To further demonstrate the utility of our model for multiple solvent volatilities, we compared it to an empirical phase diagram for PLA in chloroform only. We show that our model similarly matches our experimental data (Figure 4e) repeated from empirical phase diagrams previously published.13 In addition, equation (6) predicts that when the solvent volatility P increases, the transition curve will move downward in the Ω − μ space. This is suggested by comparing the experimental data in Figure 4a with Figure 4e, suggesting that the beading transition curve shifts downward as the solvent becomes less volatile (chloroform in Figure 4e compared to chloroform/DMF(75/25) in Figure 4a, respectively).

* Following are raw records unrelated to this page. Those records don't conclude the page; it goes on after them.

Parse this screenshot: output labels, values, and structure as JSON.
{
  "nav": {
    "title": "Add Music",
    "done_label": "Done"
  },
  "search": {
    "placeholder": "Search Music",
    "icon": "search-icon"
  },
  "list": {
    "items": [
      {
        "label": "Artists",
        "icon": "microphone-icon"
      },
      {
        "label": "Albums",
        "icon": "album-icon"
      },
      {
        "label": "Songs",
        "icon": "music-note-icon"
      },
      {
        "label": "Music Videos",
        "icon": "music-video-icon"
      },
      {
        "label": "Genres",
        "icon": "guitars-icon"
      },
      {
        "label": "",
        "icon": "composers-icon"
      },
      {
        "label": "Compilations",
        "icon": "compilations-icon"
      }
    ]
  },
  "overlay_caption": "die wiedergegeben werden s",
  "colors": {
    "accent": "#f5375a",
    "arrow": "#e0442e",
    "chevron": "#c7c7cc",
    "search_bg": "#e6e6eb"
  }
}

Additionally, this data suggests that lower spinning speeds are required to form continuous fibers using highly volatile solvents and other common solutions including less volatile, aqueous solvents would require higher spinning speeds to form defect-free fibers. In other words, more volatile solvents increase the range of the continuous-fiber phase in the Ω − μ space meaning a broader range of fiber diameters can be obtained. This addition enables the production of continuous fibers and less beaded structures during nanofiber production.
Conclusion
From our results, we conclude that the physical mechanism of bead formation in RJS is a competition between the timescales of Rayleigh instability and solvent evaporation rate. Our experimental data and theoretical analysis reveal that fiber drying, a result of solvent evaporation, plays an important role in determining nanofiber morphology in RJS. Solvent evaporation rate can be controlled by changing solvent volatility and rotation speed. Increasing solvent volatility, while holding viscosity constant, produces larger fiber diameters by inhibiting jet thinning. However, increasing both solvent volatility and spinning speed prohibits bead formation in RJS fibers by increasing the polymer concentration in the jet and drying fibers before Rayleigh instabilities develop. The analytical model we derived here can be used for precise morphology control during production. These findings may increase the utility of RJS when forming nano-scale materials with applications that require defect-free fibers such as energy harvesting and tissue engineering.
Acknowledgments
We acknowledge L. Mahadevan for helpful discussions. The authors thank Leila F. Deravi and Alexander P. Nesmith for reviewing the manuscript. We acknowledge financial support of this work from Wyss Institute for Biologically Inspired Engineering, Harvard University Materials Research Science and Engineering Center (MRSEC), Harvard University Nanoscale Science and Engineering Center (NSEC), Harvard Center for Nanoscale Systems (CNS). H.M.G acknowledges the National Science Foundation Graduate Research Fellowship Program.